それと農業用も作ってホーデン領で試験予定です。多分ですけど農家の方に実際に使ってもらうと思います」
「やります。リンダ師匠が作った魔導具をちゃんと見て勉強したいです」
「私もやります」
ケターダさんとジェミニさんが返事をした。
「それではお願いしようかな。ついでに仕様書も書いてみると良いよ」
「「はい」」
「セリカさんは何故1ヶ月も休むのですか?」
殿下が不思議そうに聞いて来た。
「新方式の船の長距離航行試験をやるのでフソウ国迄行って来ます。後積荷のやり方も変えたので検証もしないとね」
「もしかして褒賞でもらった船ですか?」
エマーダさんが聞いて来た。
「そうですよ。今はホーデン領沖で試験航行をしてます。フソウ国へは3日程短縮予定です」
「そんなにも日数が短縮出来るのですか?」
「はい、風に左右されないのと帆船よりも速度が出ますので。
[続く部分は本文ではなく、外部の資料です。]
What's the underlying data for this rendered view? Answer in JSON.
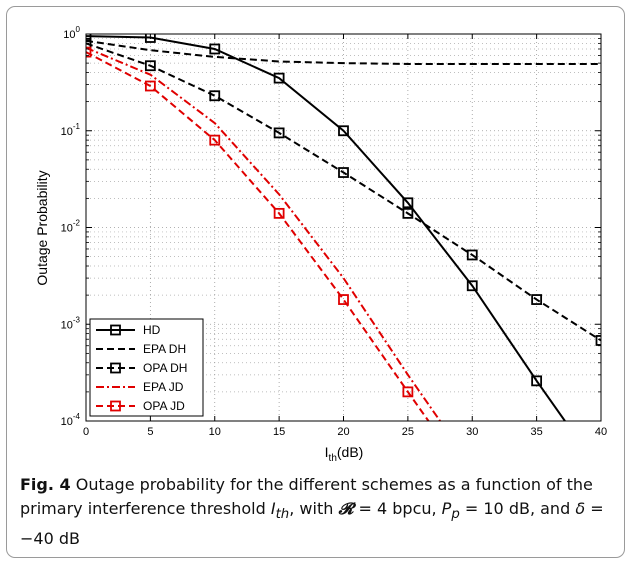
{
  "chart_data": {
    "type": "line",
    "xlabel_main": "I",
    "xlabel_sub": "th",
    "xlabel_unit": "(dB)",
    "ylabel": "Outage Probability",
    "xlim": [
      0,
      40
    ],
    "ylim": [
      0.0001,
      1
    ],
    "yscale": "log",
    "grid": true,
    "legend_position": "bottom-left",
    "x_ticks": [
      "0",
      "5",
      "10",
      "15",
      "20",
      "25",
      "30",
      "35",
      "40"
    ],
    "y_ticks": [
      {
        "base": "10",
        "exp": "0"
      },
      {
        "base": "10",
        "exp": "-1"
      },
      {
        "base": "10",
        "exp": "-2"
      },
      {
        "base": "10",
        "exp": "-3"
      },
      {
        "base": "10",
        "exp": "-4"
      }
    ],
    "series": [
      {
        "name": "HD",
        "color": "#000000",
        "style": "solid",
        "marker": "square",
        "x": [
          0,
          5,
          10,
          15,
          20,
          25,
          30,
          35,
          37.2
        ],
        "y": [
          0.95,
          0.92,
          0.7,
          0.35,
          0.1,
          0.018,
          0.0025,
          0.00026,
          0.0001
        ]
      },
      {
        "name": "EPA DH",
        "color": "#000000",
        "style": "dashed",
        "marker": "none",
        "x": [
          0,
          5,
          10,
          15,
          20,
          25,
          30,
          35,
          40
        ],
        "y": [
          0.85,
          0.68,
          0.58,
          0.52,
          0.5,
          0.49,
          0.49,
          0.49,
          0.49
        ]
      },
      {
        "name": "OPA DH",
        "color": "#000000",
        "style": "dashed",
        "marker": "square",
        "x": [
          0,
          5,
          10,
          15,
          20,
          25,
          30,
          35,
          40
        ],
        "y": [
          0.8,
          0.47,
          0.23,
          0.095,
          0.037,
          0.014,
          0.0052,
          0.0018,
          0.00068
        ]
      },
      {
        "name": "EPA JD",
        "color": "#e00000",
        "style": "dashdot",
        "marker": "none",
        "x": [
          0,
          5,
          10,
          15,
          20,
          25,
          27.5
        ],
        "y": [
          0.72,
          0.38,
          0.12,
          0.022,
          0.003,
          0.0003,
          0.0001
        ]
      },
      {
        "name": "OPA JD",
        "color": "#e00000",
        "style": "dashed",
        "marker": "square",
        "x": [
          0,
          5,
          10,
          15,
          20,
          25,
          26.6
        ],
        "y": [
          0.65,
          0.29,
          0.08,
          0.014,
          0.0018,
          0.0002,
          0.0001
        ]
      }
    ]
  },
  "caption": {
    "fig_label": "Fig. 4",
    "text_a": " Outage probability for the different schemes as a function of the primary interference threshold ",
    "ith_main": "I",
    "ith_sub": "th",
    "text_b": ", with ",
    "r_symbol": "𝓡",
    "text_c": " = 4 bpcu, ",
    "pp_main": "P",
    "pp_sub": "p",
    "text_d": " = 10 dB, and ",
    "delta": "δ",
    "text_e": " = −40 dB"
  }
}
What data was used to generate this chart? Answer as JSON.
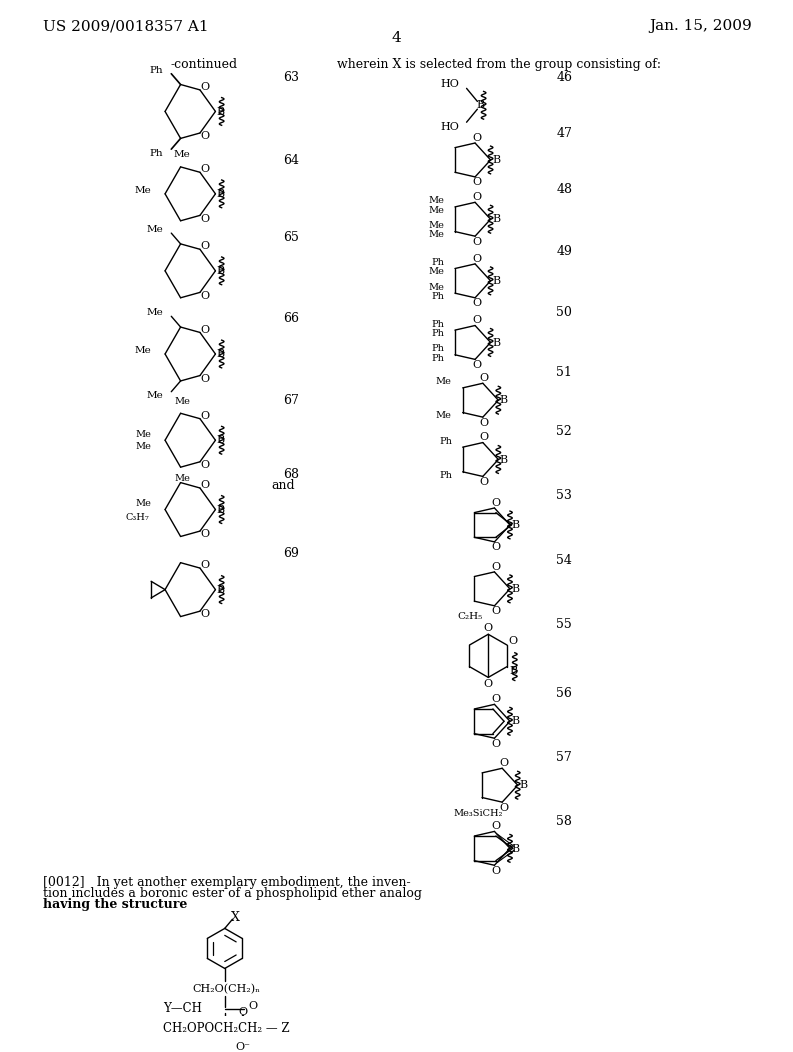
{
  "page_header_left": "US 2009/0018357 A1",
  "page_header_right": "Jan. 15, 2009",
  "page_number": "4",
  "continued_label": "-continued",
  "right_header": "wherein X is selected from the group consisting of:",
  "background_color": "#ffffff",
  "text_color": "#000000",
  "font_size_header": 11,
  "font_size_body": 9,
  "paragraph_line1": "[0012]   In yet another exemplary embodiment, the inven-",
  "paragraph_line2": "tion includes a boronic ester of a phospholipid ether analog",
  "paragraph_line3": "having the structure",
  "and_text": "and",
  "left_numbers": [
    "63",
    "64",
    "65",
    "66",
    "67",
    "68",
    "69"
  ],
  "right_numbers": [
    "46",
    "47",
    "48",
    "49",
    "50",
    "51",
    "52",
    "53",
    "54",
    "55",
    "56",
    "57",
    "58"
  ]
}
これによって輸送費も安くなりそうです」
「どうして安くなるのですか?」
殿下がまた聞いて来た。
「単純に話しますと人件費と船の使用費の3日分の費用を浮かす事ができます。それとそこの船からは荷物の積み方を従来からコンテナ方式に変えているので、より荷物が積める事になっていますので、その分も関係してきますね」
「良く分からないのですが?」
「もっと簡単に話しますと、荷馬車10台で10日かかっていたのが1台で7日で済む様になってと考えて下さい」
「まだ良く分からないのですが?」
「殿下、此の辺り話は領主の子で有れば知っていないといけない物です。では宿題にしましょう。
王城の通商部で有れば、より詳しく教えてくれるはずですので聞いてみて下さい。
まだこれから試験の続きをするので、話しは此処迄です。はい皆さん出て行って下さい」
一度全員を洗濯場から出したのですが、フソウ国組の2人とジェミニさんが「静かにしているので見学をさせて欲しい」と言って来たので、OKして今からやる事だけを説明してから動作確認の続きを始めました。
◆
セリカに追い出されたメンバー達は食堂で話していた。但し3人を除いて。
「セリカさんの言っていた事が全然分からなかったのだけど・・・皆はわかったの?」
殿下が皆に聞いて、皆は頷いていた。
「私と男爵家の所は鉄道でさとう大根の出荷が有るのでわかります。前までは何台もの荷馬車で途中宿泊しながらホーデン領迄運んでいたのが鉄道になって経費が削減出来ましたから」
伯爵家女子が殿下に言った。
「ミウラもわかるの?」
「わかりますよ。学園に入学した時にセリカちゃんと話した時から勉強しましたよ」
「覚えてますよ、あの時は最後の方は経済の話になったのですよね」
「ローレルは?」
「私もわかりましたよ。特産品をやる様になってからですけど」
「私だけなの?」
「まぁ頑張って勉強して下さい。でも分かってないとこれから困りますよ。特に特産品をやるならなおさらです」
4人は話しを続けた。
◆
全ての試験が終わったセリカは3人から質問を受け、答えてから事務局に行き、暫く置かしてもらえる様にしてもらって、使いたい人には使ってもらう事にした。
一応色落ちや生地によっては縮む事を言っておいた。
その後リンダに電話をして試験合格を言って、量産をスタートさせる。
勿論父親のダイナにも報告をした。
「洗濯機の試験も終わったから船に専念出来るね。